Sementara Vorbach4 membuat benang konduktif dengan menggunakan campuran serat yang bersifat konduktif. Dia memodifikasi proses pembuatan serat selulosa dan filamen dengan metoda Lyocell bebas-CS2 (CS2-freien Lyocell-Verfahren) sehingga dapat menghasilkan benang yang dapat menghantarkan arus listrik. Serat yang dihasilkan memiliki kehalusan 0,3 tex dengan bagian konduktif terbuat dari partikel karbon arang sebesar 35% pada serat selulosa. Sedangkan dengan kehalusan sekitar 1 tex dapat dihasilkan bagian karbon konduktif sampai 100%.

Sementara itu, banyak ahli juga yang telah mengembangkan benang konduktif dengan menggunakan metoda ketiga, yaitu proses pelapisan (coating). Salah satunya adalah seperti yang telah diteliti oleh Koncar dkk7. Mereka menggunakan polianilin (PANI) sebagai zat pelapis pada serat polietilena tereftalat (PET) seperti terlihat pada Gambar 1-3. Hasilnya adalah serat yang memiliki sifat ketahanan arus listrik.







Sebenarnya masih banyak lagi metoda yang telah dikembangkan untuk menghasilkan benang konduktif dan telah dikomersialkan. Beberapa makalah hasil penelitian lainnya bisa menjadi rujukan yang menarik, misalnya penelitian oleh Kim dan Koncar1 dengan judul Polyaniline-Coated PET Conductive Yarns: Study of Electrical, Mechanical, and Electro-Mechanical Properties. Ada juga Fugetsu dkk2 dengan judul The Production of Soft, Durable, and Electrically Conductive Polyester Multifilament Yarns by Dye-Printing Them with Carbon Nanotubes. Sementara untuk tingkat komersialisasi bisa kita lihat misalnya pada produk benang konduktif Silver Plated Nylon 66 Yarn + SS 595/1 dari sebuah perusahaan yang bermarkas di AS, Shieldex Trading GmbH6.

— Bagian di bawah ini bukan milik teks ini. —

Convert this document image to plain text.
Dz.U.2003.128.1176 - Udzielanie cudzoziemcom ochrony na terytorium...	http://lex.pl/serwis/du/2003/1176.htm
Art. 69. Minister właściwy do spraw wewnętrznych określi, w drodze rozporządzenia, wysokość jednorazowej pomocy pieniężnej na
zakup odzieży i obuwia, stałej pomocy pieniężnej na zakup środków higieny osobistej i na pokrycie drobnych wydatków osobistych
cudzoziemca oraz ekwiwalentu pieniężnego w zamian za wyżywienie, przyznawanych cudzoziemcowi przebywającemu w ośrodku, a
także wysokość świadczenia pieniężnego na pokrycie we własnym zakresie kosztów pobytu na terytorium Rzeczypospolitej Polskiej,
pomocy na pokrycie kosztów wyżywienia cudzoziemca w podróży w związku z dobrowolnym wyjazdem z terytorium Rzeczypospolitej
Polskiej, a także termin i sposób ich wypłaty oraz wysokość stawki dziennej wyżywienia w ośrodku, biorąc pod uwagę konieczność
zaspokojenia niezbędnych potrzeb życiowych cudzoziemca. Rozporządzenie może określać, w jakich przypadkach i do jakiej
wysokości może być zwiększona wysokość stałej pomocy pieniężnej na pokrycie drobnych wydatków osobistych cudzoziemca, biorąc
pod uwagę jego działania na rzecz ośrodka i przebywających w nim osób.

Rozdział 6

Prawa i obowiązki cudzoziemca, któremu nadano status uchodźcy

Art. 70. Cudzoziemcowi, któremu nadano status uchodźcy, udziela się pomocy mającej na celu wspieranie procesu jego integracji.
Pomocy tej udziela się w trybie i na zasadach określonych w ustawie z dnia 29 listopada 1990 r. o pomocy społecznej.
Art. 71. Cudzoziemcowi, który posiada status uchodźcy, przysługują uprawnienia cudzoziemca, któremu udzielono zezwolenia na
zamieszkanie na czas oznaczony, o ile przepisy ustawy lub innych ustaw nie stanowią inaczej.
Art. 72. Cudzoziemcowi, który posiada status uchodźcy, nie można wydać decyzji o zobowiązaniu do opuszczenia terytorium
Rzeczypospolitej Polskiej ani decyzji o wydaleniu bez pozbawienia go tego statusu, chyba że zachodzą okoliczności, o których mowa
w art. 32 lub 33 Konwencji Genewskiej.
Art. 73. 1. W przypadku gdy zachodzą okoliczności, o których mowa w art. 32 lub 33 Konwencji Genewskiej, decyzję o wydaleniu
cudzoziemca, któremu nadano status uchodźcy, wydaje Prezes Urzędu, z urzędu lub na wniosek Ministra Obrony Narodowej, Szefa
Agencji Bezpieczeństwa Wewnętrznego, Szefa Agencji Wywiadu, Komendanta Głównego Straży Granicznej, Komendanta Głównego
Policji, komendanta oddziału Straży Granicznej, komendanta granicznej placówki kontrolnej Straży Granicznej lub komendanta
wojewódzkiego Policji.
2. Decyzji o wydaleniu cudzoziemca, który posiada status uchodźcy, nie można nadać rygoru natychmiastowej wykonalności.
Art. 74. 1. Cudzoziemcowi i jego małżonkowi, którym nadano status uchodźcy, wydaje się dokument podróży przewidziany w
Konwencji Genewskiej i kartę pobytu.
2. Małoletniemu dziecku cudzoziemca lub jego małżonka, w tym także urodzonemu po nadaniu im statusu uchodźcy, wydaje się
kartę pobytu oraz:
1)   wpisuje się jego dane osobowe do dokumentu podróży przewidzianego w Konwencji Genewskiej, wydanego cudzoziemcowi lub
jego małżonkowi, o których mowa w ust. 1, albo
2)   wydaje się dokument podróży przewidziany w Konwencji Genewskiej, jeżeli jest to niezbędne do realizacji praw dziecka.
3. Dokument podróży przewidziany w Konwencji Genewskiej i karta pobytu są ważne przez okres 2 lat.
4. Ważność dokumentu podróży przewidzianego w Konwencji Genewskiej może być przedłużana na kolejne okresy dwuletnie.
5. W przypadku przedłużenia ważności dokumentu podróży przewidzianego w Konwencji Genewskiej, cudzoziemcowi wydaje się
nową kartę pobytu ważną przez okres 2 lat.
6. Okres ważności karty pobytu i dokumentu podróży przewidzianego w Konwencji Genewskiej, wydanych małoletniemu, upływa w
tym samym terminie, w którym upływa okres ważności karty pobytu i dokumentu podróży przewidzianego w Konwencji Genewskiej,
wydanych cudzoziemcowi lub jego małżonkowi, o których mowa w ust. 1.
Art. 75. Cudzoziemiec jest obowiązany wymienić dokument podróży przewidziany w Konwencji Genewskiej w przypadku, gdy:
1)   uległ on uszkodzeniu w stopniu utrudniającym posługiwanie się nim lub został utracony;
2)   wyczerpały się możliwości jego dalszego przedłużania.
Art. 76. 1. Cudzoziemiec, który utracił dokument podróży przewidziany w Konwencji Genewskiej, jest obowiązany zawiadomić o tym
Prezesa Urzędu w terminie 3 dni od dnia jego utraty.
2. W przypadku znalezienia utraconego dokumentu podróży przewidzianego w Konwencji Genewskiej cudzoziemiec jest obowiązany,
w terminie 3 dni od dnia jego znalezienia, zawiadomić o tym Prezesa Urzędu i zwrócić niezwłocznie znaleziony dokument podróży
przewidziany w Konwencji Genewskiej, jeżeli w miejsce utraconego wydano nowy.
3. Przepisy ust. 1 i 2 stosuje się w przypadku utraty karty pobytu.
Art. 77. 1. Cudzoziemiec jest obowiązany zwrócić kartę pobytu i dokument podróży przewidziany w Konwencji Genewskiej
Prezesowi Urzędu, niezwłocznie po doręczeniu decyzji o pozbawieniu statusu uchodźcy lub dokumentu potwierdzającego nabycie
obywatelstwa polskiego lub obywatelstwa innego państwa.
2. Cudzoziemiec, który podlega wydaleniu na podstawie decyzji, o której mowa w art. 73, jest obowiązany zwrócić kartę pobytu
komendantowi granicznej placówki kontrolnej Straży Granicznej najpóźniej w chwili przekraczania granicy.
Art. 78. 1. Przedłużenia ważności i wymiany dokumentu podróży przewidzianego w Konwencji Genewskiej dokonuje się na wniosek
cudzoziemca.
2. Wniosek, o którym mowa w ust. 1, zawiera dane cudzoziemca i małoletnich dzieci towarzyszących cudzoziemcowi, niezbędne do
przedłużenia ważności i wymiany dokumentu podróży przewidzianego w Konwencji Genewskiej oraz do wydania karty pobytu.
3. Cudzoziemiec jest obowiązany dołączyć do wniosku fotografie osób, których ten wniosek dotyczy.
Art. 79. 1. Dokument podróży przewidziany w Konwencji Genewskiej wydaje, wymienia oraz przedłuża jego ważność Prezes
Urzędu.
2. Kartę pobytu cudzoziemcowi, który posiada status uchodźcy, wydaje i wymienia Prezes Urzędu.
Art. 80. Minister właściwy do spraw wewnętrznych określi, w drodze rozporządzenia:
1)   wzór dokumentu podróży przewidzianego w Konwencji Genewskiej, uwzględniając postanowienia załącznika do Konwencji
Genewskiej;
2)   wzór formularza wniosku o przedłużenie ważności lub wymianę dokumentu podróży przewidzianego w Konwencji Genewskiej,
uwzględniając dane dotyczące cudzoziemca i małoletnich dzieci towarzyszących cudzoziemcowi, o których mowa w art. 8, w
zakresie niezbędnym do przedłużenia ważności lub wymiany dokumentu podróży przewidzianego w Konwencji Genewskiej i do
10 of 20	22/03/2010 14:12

Penemuan dan aplikasi benang konduktif pada berbagai produk inilah yang menjadi salah satu dasar bagi berkembangnya cabang advanced textiles lainnya terutama pada wilayah smart textiles dan medical textiles misalnya. Dan lagi-lagi kita seperti diingatkan betapa jauh dan dalamnya wilayah pengembangan tekstil. Tekstil tidak hanya sekedar untuk keperluan sandang, tetapi ia jauh lebih dari itu semua.

Sumber Bacaan:
  1. Bohwon Kim, Vladan Koncar, dkk (1), Polyaniline-Coated PET Conductive Yarns: Study of Electrical, Mechanical, and Electro-Mechanical Properties, Journal of Applied Polymer Science, Vol. 101, 1252–1256 (2006).
  2. Bunshi Fugetsu, dkk, The production of soft, durable, and electrically conductive polyester multifilament yarns by dye-printing them with carbon nanotubes, Journal Carbon 47 (2009) 527–544.
  3. Ching-Wen Lou, Process of Complex Core Spun Yarn Containing a Metal Wire, Textile Res. J. 75(6), 466–473 (2005) DOI: 10.177/0040517505053871.
  4. D. Vorbach, Entwicklung von textilen Produkten aus elektrisch leitfähigen Cellulosefilamenten nach dem Lyocellverfahren
  5. Huseyin Kadoglu, Conductive Yarns and their Use In Technical Textiles.
  6. Shieldex Trading GmbH, Technical Data Sheet.